Bringing minimally invasive surgery to hospital patients
Introducing minimally invasive procedures and specialized imaging to locate and remove tumors, the school’s veterinary surgeons now treat animal cancers considered inoperable just a few years ago. Patients recover more quickly and experience fewer complications. Endoscopy and urethral stenting, for example, are being explored in depth only at the School of Veterinary Medicine. Chemoembolization and intraarterial chemotherapy are other innovative approaches to life-saving cancer therapy.
Pivotal findings in cellular biology
Faculty investigators found that a protein critical for cell cycle regulation serves a dual role in cell proliferation and differentiation – and a possible association with certain lymphomas and carcinomas in cats.
Proving the value of comparative studies
Veterinary oncologists provided the first evidence that an experimental oral drug could inhibit the growth of several kinds of malignancies in dogs. The study gave oncologists in human medicine relevant information sooner than could have been learned in human clinical trials. In 2009, the US Food and Drug Administration approved the drug, now known as Palladia, as the first medication developed specifically for the treatment of mast cell tumors in dogs.
UC Davis Veterinary Center for Clinical Trials
In 2013, the school expanded its longstanding comparative clinical trials program into a national initiative, the Veterinary Center for Clinical Trials.

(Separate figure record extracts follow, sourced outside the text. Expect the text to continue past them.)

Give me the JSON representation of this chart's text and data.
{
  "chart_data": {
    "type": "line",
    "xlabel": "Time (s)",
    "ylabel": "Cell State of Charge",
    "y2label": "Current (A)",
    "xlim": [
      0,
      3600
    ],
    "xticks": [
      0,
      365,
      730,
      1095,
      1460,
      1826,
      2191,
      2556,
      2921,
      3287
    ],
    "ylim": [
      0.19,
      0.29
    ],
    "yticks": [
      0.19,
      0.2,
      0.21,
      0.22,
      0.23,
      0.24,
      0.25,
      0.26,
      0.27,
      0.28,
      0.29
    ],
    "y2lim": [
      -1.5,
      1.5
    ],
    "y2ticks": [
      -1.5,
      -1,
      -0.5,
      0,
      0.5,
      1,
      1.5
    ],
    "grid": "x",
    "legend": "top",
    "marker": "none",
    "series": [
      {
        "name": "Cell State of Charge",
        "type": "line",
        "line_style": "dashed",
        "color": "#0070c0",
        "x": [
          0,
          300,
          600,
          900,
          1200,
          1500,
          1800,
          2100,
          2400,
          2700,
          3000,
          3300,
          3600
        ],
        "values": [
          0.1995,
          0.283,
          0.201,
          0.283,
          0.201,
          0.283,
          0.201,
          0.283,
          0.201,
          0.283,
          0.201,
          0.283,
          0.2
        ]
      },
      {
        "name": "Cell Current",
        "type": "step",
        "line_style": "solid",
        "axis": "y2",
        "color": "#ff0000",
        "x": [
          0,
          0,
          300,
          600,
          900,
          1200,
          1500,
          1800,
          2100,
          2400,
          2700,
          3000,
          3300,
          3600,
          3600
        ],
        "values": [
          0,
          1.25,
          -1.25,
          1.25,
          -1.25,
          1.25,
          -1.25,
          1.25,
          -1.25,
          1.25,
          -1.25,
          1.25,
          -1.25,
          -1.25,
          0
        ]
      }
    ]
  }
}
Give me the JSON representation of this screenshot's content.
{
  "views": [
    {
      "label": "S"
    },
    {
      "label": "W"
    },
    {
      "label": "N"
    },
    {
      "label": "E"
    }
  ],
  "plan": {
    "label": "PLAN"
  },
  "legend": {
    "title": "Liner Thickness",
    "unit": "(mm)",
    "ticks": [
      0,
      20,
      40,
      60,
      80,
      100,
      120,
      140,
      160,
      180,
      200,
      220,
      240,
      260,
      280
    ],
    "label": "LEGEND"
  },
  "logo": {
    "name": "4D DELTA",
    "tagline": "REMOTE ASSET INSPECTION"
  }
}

The goal is to enhance the quality of life in companion animals while reducing the time required to bring novel therapies, diagnostics and preventive strategies into much-needed human clinical trials. This center takes advantage of the hospital’s large and diverse clinical caseload. Clients whose animals have naturally occurring disease may choose for their pets to receive new drugs, minimally invasive surgical techniques and radiation technology. The coordinator contacts clients across the country and reaches out to pharmaceutical companies interested in partnerships with veterinary scientists.
Translational researchers received acknowledgment in 2013 by the National Cancer Institute for “unique and noteworthy scholarly contributions in the field of cancer drug development.” The clinicians are members of the NCI’s Comparative Oncology Trial Consortium, which includes 20 veterinary schools across the US and Canada.